The Office of Inspector General (OIG) issued Advisory Opinion 06-22, which is another in a series of similar approving gainsharing arrangements, i.e., 01-01 and 05-01 through 05-06. Under the current proposed arrangement, a hospital would pay a cardiac surgery group 50 percent of the hospital’s first year cost savings directly attributable to specific changes in the surgical group’s operating room practices, which changes would involve (1) limiting the use of certain surgical supplies, (2) substituting less costly items for items currently being used by the surgeons, and (3) product standardization of certain cardiac devices. As with its earlier gainsharing opinions, the OIG concluded that the proposed arrangement would implicate the civil monetary penalty (CMP) provisions, and would potentially implicate the anti-kickback law, but that the OIG would not impose sanctions under these authorities against the requestors, given the following safeguards:

Civil Money Penalties

(1) The practices and savings would be “clearly and separately identified” allowing “for public scrutiny and individual physician accountability for any adverse effects.”

(2) There was “credible medical support” for that position that the arrangement would “not adversely affect patient care.”

(3) The payments would be based on all surgeries regardless of payor.

(4) The arrangement would protect against “inappropriate reductions in services” by utilizing “objective historical and clinical measures.”

(5) The physicians would nevertheless have the same selection of surgical devices available, regardless of standardization.

(6) Full disclosure of the program would be provided to patients.

(7) The financial incentives under the proposed arrangement would be “reasonably limited in duration and amount.

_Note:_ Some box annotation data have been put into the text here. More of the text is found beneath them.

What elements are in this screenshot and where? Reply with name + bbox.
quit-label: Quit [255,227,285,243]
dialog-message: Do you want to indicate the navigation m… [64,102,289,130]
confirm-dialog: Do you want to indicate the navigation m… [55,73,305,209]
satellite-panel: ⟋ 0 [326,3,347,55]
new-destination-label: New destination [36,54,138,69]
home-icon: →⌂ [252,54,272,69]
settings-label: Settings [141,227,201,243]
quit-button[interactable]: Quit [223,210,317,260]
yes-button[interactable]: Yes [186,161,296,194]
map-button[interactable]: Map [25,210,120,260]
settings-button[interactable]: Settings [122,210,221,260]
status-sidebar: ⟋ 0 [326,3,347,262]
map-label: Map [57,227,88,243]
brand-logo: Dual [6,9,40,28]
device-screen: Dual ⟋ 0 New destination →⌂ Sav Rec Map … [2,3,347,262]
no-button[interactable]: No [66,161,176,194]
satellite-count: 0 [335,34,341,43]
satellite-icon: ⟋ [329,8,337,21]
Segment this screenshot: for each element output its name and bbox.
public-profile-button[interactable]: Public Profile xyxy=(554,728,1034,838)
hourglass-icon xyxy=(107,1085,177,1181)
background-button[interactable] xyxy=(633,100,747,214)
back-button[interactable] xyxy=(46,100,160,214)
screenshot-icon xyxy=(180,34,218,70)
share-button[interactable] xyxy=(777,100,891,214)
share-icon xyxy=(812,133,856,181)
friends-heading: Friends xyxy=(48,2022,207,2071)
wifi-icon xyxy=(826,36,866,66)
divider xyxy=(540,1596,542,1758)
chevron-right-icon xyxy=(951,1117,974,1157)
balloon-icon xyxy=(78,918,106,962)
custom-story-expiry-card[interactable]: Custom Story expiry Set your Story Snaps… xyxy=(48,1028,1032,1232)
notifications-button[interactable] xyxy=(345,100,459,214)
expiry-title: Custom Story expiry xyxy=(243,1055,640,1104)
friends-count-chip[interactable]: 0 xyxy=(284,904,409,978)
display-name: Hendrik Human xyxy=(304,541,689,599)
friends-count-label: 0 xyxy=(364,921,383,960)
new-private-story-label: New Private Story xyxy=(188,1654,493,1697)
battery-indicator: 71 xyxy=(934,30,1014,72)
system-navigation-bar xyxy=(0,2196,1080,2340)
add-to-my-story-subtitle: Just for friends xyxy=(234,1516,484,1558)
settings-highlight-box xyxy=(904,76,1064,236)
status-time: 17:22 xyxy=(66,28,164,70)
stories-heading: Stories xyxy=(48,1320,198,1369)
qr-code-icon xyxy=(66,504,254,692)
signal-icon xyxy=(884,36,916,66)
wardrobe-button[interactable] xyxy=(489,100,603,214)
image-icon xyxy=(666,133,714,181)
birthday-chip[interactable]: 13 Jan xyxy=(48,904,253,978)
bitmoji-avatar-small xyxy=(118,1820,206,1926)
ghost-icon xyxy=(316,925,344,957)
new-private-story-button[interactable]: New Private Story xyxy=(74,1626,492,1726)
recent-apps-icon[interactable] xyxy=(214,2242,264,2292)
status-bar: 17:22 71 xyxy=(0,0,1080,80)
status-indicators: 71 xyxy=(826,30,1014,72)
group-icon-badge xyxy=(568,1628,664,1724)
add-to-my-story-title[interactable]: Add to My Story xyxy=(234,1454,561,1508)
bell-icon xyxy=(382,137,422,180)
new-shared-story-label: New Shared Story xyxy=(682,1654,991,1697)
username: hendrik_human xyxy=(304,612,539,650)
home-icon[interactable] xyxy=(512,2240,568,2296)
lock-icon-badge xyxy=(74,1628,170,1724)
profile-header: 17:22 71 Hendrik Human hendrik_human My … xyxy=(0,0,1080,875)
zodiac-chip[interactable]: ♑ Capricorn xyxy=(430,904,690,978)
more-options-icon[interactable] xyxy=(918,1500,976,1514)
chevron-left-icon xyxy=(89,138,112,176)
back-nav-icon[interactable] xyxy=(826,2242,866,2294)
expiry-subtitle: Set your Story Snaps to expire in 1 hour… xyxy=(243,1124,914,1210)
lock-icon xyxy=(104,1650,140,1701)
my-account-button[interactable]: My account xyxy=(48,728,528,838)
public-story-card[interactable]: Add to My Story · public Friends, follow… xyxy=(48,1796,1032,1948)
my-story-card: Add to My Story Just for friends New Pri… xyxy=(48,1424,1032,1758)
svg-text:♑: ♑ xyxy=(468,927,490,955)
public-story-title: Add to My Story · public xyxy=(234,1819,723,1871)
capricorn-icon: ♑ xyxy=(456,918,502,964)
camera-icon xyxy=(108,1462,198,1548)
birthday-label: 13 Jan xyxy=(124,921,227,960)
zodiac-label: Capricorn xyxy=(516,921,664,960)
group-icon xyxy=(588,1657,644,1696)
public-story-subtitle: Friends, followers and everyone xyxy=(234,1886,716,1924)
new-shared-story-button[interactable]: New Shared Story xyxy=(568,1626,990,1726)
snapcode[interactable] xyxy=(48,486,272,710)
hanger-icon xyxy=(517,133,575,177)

(8) The surgical group’s profits would be distributed on a per capita basis and, as such, “any incentive for an individual surgeon to generate disproportionate cost savings” would be “mitigated.

Anti-Kickback Law. 

(1) The arrangement would have a one-year term, participation would be limited to surgeons already on the Hospital’s medical staff, and the potential savings derived from procedures for Federal healthcare program beneficiaries would be capped (based on the prior year’s admissions of such beneficiaries).

(2) Because the surgeon group would be composed only of cardiac surgeons, the proposed arrangement could not be used to reward cardiologists or other physicians in a position to make referrals to the surgical group.

(3) Because the cost saving recommendations carry “some increased liability risk for the physicians,” it is “not unreasonable for the surgeon to receive compensation,” particularly where it would be limited in amount, duration, and scope.

Stark Law. 

Finally, as in its earlier gainsharing opinions, the OIG declined to provide any guidance regarding the Stark Law because it is outside the scope of the advisory opinion process.